In a brief exchange, he noted that there was much to fix for the next government, particularly health and public services. Then came the sting.

That could only happen if Labor raised taxes. Never mind that income, which represents 37.9 percent of national output, is at record peacetime levels.

Now that Labor has reaffirmed its superiority at the polls in the council elections and the South Blackpool by-election, it will be difficult to escape intense attention on what a party of Keir Starmer and Rachel Reeves will do in power.

Saint or sinner?: Shadow chancellor Reeves has been intent on building a reputation for fiscal rectitude

Shadow chancellor Reeves has been intent on building a reputation for fiscal rectitude.

She was key to thwarting Ed Miliband’s ambition to spend £28 billion a year on a green revolution. As for income, she has been content to spin the dials. She has estate taxes ruled out.

However, his campaign against people with non-domiciled tax status (a policy partly stolen by the Conservatives) and attack on the charity status and VAT privileges of independent schools are precisely in that area.

If there is a common theme around what she and the Labor Party are proposing, it is closing the loopholes used by the rich and wealthy companies.

The intention to remove tax exemptions for new investments in the North Sea falls into this category.

Bank interest windfalls, from deposits held at the Bank of England, could also be an easy target.

Knowing Reeves’ interest in what is happening on the other side of the Atlantic, it would be surprising if he had not detected the comments of the IMF’s fiscal chief, Vitor Gaspar.

Speaking at recent spring meetings in Washington, he argued that closing loopholes could be the best approach for Western nations seeking to get their finances in order after the impacts of the pandemic and Russia’s aggression in Ukraine.

History tells us that when new brooms arrive at the Treasury, there is always a black hole.

Former Labor Party chief secretary Liam Byrne left a now-legendary note in 2010 for his coalition successor David Laws, saying: “There is no money.” Good luck!’

In 1997, Gordon Brown inherited relatively benign public finances from his Conservative predecessor, Ken Clark.

Brown came well prepared with secret tax plans to finance his valuable projects: a tax on privatized electricity companies and a raid to close a loophole that allowed UK pension funds to receive tax-free dividends.

Pre-election promises and manifesto promises are like dust when the books are opened. Loopholes, a favorite of Reeves, offer plenty of opportunities to ramp up the agony.
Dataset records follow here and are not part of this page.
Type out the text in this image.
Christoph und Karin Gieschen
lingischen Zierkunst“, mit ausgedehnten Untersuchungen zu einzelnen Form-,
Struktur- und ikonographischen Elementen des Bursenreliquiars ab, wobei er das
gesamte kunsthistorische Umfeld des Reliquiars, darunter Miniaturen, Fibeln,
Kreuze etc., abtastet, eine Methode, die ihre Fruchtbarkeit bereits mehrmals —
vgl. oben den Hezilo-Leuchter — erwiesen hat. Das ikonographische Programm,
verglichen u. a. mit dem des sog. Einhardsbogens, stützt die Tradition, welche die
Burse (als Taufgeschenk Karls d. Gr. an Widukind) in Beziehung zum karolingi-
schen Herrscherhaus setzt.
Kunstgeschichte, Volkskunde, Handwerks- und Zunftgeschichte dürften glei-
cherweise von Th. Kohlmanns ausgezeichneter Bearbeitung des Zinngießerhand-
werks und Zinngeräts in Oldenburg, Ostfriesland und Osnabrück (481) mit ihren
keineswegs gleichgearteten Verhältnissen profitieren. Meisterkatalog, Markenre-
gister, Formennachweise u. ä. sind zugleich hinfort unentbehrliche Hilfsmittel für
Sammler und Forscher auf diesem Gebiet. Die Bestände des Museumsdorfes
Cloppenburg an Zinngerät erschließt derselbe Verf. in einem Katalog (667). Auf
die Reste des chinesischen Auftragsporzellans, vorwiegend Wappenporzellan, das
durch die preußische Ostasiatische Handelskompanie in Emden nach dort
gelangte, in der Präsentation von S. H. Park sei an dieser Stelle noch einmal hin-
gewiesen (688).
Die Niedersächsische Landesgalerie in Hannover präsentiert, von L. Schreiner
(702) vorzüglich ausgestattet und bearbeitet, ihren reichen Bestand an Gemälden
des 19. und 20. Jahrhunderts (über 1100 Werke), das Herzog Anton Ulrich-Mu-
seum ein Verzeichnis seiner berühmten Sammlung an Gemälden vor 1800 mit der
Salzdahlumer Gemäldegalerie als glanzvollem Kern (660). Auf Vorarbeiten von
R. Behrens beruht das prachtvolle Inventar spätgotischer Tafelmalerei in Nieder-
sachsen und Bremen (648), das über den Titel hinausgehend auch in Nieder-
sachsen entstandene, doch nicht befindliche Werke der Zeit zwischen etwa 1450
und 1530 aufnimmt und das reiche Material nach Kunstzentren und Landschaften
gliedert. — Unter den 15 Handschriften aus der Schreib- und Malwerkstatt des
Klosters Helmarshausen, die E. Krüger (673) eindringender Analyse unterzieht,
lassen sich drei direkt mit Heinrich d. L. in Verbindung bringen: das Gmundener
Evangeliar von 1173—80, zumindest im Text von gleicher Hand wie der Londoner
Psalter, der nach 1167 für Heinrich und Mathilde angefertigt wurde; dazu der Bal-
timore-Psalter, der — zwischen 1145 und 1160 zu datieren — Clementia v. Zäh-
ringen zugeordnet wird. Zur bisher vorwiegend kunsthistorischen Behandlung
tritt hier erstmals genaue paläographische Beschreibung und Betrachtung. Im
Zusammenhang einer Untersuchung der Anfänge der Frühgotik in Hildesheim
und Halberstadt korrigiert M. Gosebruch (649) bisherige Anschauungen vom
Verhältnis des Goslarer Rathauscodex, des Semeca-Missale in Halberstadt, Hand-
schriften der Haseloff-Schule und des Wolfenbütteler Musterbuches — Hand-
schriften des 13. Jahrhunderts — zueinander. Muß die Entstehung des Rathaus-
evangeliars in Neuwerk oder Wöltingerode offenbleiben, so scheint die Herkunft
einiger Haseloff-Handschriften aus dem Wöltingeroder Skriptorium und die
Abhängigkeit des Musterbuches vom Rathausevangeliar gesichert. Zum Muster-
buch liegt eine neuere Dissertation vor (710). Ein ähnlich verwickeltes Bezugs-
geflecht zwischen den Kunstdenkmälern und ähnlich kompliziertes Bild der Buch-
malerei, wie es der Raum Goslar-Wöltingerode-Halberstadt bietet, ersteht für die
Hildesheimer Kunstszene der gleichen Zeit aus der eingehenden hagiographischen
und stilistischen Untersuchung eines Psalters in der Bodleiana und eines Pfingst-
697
It has already identified £5bn to be raised from tax evaders. The general belief is that this is largely made up of the “big boys” employing the best advice.

Easy wins: Pensions are easy choices, as Gordon Brown and subsequent chancellors discovered.

Easy wins: Pensions are easy choices, as Gordon Brown and subsequent chancellors discovered.

The reality is that it is the self-employed person, sole trader or small business owner, struggling to make ends meet and sloppy with record-keeping, who is on the front line.

Pensions are easy options, as both Brown and subsequent chancellors discovered. Generous tax breaks, which benefit higher-income earners more than lower-income earners, could be considered a loophole.

Treasury orthodoxy has long regarded such breakups with disdain. Therefore, removing tax relief for high-income taxpayers or reintroducing the £1 million pension cap are obvious places to look.

Another tax riddled with loopholes is VAT. Last year, the Institute for Fiscal Studies, a think tank cited with reverence by Labor politicians, argued that big chasms in the UK system (rather than loopholes) mean there is a £100bn gold mine. pounds to loot.

This is easier said than done, as George Osborne discovered when he tried to impose VAT on some environmental foods in 2012: the so-called pasty tax.

We can pay VAT on healthcare facilities, but there is a whole range of financial services, one of the most important sectors of the economy, that escape the payment of VAT.

Reeves is sensibly silent on such ideas. But it’s what he doesn’t tell us, more than the public pronouncements, that should alarm hard-pressed voters.